Dear Editorial Board,
My name is Logan Fraigun (He/Him). I am a third year political science student. I am associated with Hillel, the largest Jewish campus organization in the world, AEPi, the largest Jewish fraternity, and Chabad, one of the largest Jewish religious organizations in the world.
As a UCR student and an educated reader, I find your recent article “Timeline: A Brief History of Palestine and Israel” full of mistakes. I understand that the history of the Israel-Palestinian conflict is complex and it is not easy to summarize it in one article, but many key facts that impacted the lives of millions in that region were left out or distorted. I hope that in the future you would use more reliable sources which could help to refute the incorrect narrative.

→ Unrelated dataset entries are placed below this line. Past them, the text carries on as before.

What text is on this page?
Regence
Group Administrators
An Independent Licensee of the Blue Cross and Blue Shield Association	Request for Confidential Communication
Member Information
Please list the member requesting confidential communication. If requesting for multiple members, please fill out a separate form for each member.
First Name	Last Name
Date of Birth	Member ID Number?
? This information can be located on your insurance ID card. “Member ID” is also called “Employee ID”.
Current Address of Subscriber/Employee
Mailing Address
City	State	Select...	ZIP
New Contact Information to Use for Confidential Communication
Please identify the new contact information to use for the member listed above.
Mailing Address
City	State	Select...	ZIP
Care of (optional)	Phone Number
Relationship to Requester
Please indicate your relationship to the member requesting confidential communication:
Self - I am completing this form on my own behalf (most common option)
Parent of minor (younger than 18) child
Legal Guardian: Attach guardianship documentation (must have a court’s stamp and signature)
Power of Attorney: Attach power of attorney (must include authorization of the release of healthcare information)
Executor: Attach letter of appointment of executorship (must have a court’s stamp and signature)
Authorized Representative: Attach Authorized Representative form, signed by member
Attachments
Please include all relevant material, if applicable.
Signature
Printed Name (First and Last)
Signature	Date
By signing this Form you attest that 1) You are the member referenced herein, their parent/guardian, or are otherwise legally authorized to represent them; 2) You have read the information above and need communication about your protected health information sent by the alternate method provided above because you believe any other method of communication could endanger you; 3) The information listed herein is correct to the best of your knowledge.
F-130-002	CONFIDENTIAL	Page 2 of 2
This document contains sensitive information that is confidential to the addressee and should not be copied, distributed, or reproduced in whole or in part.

Here are a few corrections:
The Israeli War of Independence is described as “a series of conflicts in which Arabs attacked Jewish settlements and institutions, and Jewish people attacked Palestinians.” In fact, Israel was invaded by the armies of Jordan, Egypt, Syria, Lebanon and Iraq. According to the Department of State, the war was fought between the Israel arm forces and the armies of surrounding Arab countries, not by Palestinian civilians.
Additionally, when the article addresses the Six-Day War of 1967, it complains that as a result of the war, Israel “got control of the whole of Palestine,” but it completely ignores why the war was fought in the first place. The Six-Day War was forced on Israel by Egypt’s President Nasser, who mined the port of Eilat and required the UN to remove its peacekeepers from the borders of Israel, all in preparation for an imminent attack on Israel by the United Arab Republic.
According to the CIA, Office of Political Research, in 1973, the USSR provided weapons to Egypt and Syria and not the other way around.
The article ignored the peace offers by Prime Minister Barak in 2000 and Prime Minister Olmert in 2008 that were declined by the Palestinian leadership. Abu Mazen admitted that it was a mistake in an article by Elliot Abrams. In President Bill Clinton’s autobiography, especially the chapter about the 2000 talks, you could have understood how Arafat failed to establish an independent state for his people.